The condition is one of the congenital disorders of glycosylation or CDG, a group of syndromes in which inborn metabolic errors result in serious, sometimes fatal, malfunctions of different organ systems, especially the nervous system, muscles and intestines.
"We found the long-sought polyprenol reductase that has been suspected for decades" said Joseph G. Gleeson of Howard Hughes Medical Institute.
"Using a human genetic approach, we were able to not only find a clue to understand this class of disorder, but also to solve a basic science problem," he added.
"Dolichol is used by the cell like a truck to transport glycans to their destination but also as a support to build them" said Vincent Cantagrel of UC San Diego.
"A defect in this transportation results in a less efficient process of glycosylation. Some proteins will miss some glycan chains and will not function correctly," he added.
In CDG cases, the conversion from polyprenol to dolichol is blocked by a mutation in the SRD5A3 gene.

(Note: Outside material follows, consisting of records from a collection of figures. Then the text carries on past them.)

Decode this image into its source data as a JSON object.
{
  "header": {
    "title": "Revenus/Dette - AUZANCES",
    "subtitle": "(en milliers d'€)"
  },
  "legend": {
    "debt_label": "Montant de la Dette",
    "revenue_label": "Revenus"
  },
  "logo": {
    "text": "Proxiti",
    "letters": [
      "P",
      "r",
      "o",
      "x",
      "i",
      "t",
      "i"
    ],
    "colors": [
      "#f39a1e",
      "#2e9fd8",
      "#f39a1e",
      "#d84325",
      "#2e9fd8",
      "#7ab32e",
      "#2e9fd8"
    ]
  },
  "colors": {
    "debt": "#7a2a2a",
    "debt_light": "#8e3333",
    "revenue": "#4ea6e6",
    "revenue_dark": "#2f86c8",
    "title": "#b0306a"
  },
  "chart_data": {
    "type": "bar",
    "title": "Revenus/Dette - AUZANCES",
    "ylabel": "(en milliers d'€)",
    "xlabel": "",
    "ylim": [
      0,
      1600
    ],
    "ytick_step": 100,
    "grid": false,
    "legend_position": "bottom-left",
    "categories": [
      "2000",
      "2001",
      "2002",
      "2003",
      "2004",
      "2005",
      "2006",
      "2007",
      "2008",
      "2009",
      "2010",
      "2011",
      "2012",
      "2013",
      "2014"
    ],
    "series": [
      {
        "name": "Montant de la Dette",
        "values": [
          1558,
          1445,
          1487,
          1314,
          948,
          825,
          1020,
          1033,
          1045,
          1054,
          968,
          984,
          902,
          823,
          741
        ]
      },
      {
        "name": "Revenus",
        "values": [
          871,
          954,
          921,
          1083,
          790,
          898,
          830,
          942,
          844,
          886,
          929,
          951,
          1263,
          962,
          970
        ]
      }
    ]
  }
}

"The mutation is inherited recessively. Both parents must pass along a mutated copy, which is why you don't see it so much in the US. However, in the Middle East, where marriage of cousins is common, these diseases are much more prevalent," said Gleeson.
Identifying the blockage, Gleeson said, pointed to a possible treatment.
"The key was identifying the enzyme's role in producing dolichol. This is the basic step that is blocked in our patients, and the disease is the result.
"Our idea is that if you feed these patients dolichol, that might just treat the condition. It would be similar to giving insulin to diabetics. It's a simple solution, but one nobody had thought of," he added.
The findings were published in an online journal Cell.